Local trends in Italy indicate that farming is on the rise, and alternative farming methods are being used more than ever to preserve the environment and guarantee high quality produce. A couple of years ago I jumped aboard the “eco” bandwagon and have been buying and growing organic and biodynamic food ever since. The area around Rome is perfect for agriculture: lots of sun, winter rainfall, moderate climate. That doesn’t mean there aren’t challenges, but it does make for an idyllic setting where we can all plant seeds (even the metaphoric kind).
A local bio-dynamic farmer in Labico provides my family with chemical-free vegetables; an organic beekeeper in Palestrina sells various flavors of honey; an organic, free-range chicken farm produces our eggs; an extensive farm in Rome raises 100% organic, grass-fed beef; a local, organic purchasing group provides us with everything else like fruit, yoghurt, bread, pasta, whole grains, flour, sweeteners, cheese. A year ago I took a short class on how to make bread and now I make my bread every week using a home-made starter and organic, stone-ground flour.
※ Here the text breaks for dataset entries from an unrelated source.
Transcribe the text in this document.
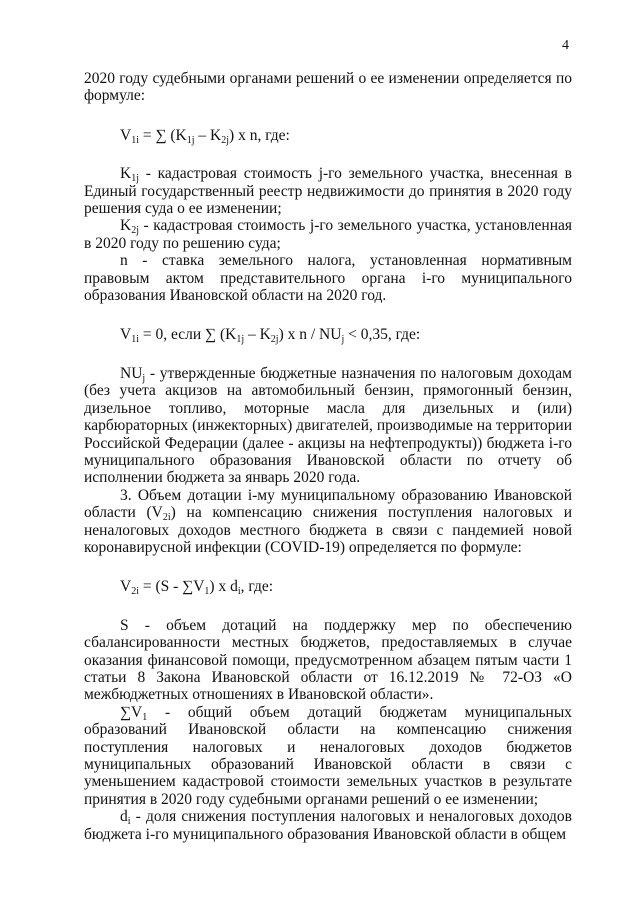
4

2020 году судебными органами решений о ее изменении определяется по формуле:

$V_{1i}$ = ∑ $(K_{1j} - K_{2j})$ x n, где:

$K_{1j}$ - кадастровая стоимость j-го земельного участка, внесенная в Единый государственный реестр недвижимости до принятия в 2020 году решения суда о ее изменении;

$K_{2j}$ - кадастровая стоимость j-го земельного участка, установленная в 2020 году по решению суда;

n - ставка земельного налога, установленная нормативным правовым актом представительного органа i-го муниципального образования Ивановской области на 2020 год.

$V_{1i} = 0$, если ∑ $(K_{1j} - K_{2j})$ x $n / NU_j < 0,35$, где:

$NU_j$ - утвержденные бюджетные назначения по налоговым доходам (без учета акцизов на автомобильный бензин, прямогонный бензин, дизельное топливо, моторные масла для дизельных и (или) карбюраторных (инжекторных) двигателей, производимые на территории Российской Федерации (далее - акцизы на нефтепродукты)) бюджета i-го муниципального образования Ивановской области по отчету об исполнении бюджета за январь 2020 года.

3. Объем дотации i-му муниципальному образованию Ивановской области $(V_{2i})$ на компенсацию снижения поступления налоговых и неналоговых доходов местного бюджета в связи с пандемией новой коронавирусной инфекции (COVID-19) определяется по формуле:

$V_{2i} = (S - \sum V_1)$ x $d_i$, где:

S - объем дотаций на поддержку мер по обеспечению сбалансированности местных бюджетов, предоставляемых в случае оказания финансовой помощи, предусмотренном абзацем пятым части 1 статьи 8 Закона Ивановской области от 16.12.2019 № 72-ОЗ «О межбюджетных отношениях в Ивановской области».

$\sum V_1$ - общий объем дотаций бюджетам муниципальных образований Ивановской области на компенсацию снижения поступления налоговых и неналоговых доходов бюджетов муниципальных образований Ивановской области в связи с уменьшением кадастровой стоимости земельных участков в результате принятия в 2020 году судебными органами решений о ее изменении;

$d_i$ - доля снижения поступления налоговых и неналоговых доходов бюджета i-го муниципального образования Ивановской области в общем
And one of the most enjoyable aspects of local life around Rome is the presence of farmer’s markets. At Zagarolo’s Sunday morning market there is a vast array of stalls manned by local producers (many are organic or bio-dynamic) who bring their fresh products to the piazza. The friendly atmosphere and low prices are reason enough to come and meet the people who toil to make sure we all have the ingredients for Sunday lunch. There are hand-picked herbs, meats, milk products, flowers, freshly baked bread, eggs, fruit and vegetables, hand-made baskets, home-made soaps and cosmetics, organic honey, mushrooms, and much more. I love to stroll through this open-air market and taste the local products. My favorite stand is one where sheep farmers sell their organic cheese. Pecorino, anyone?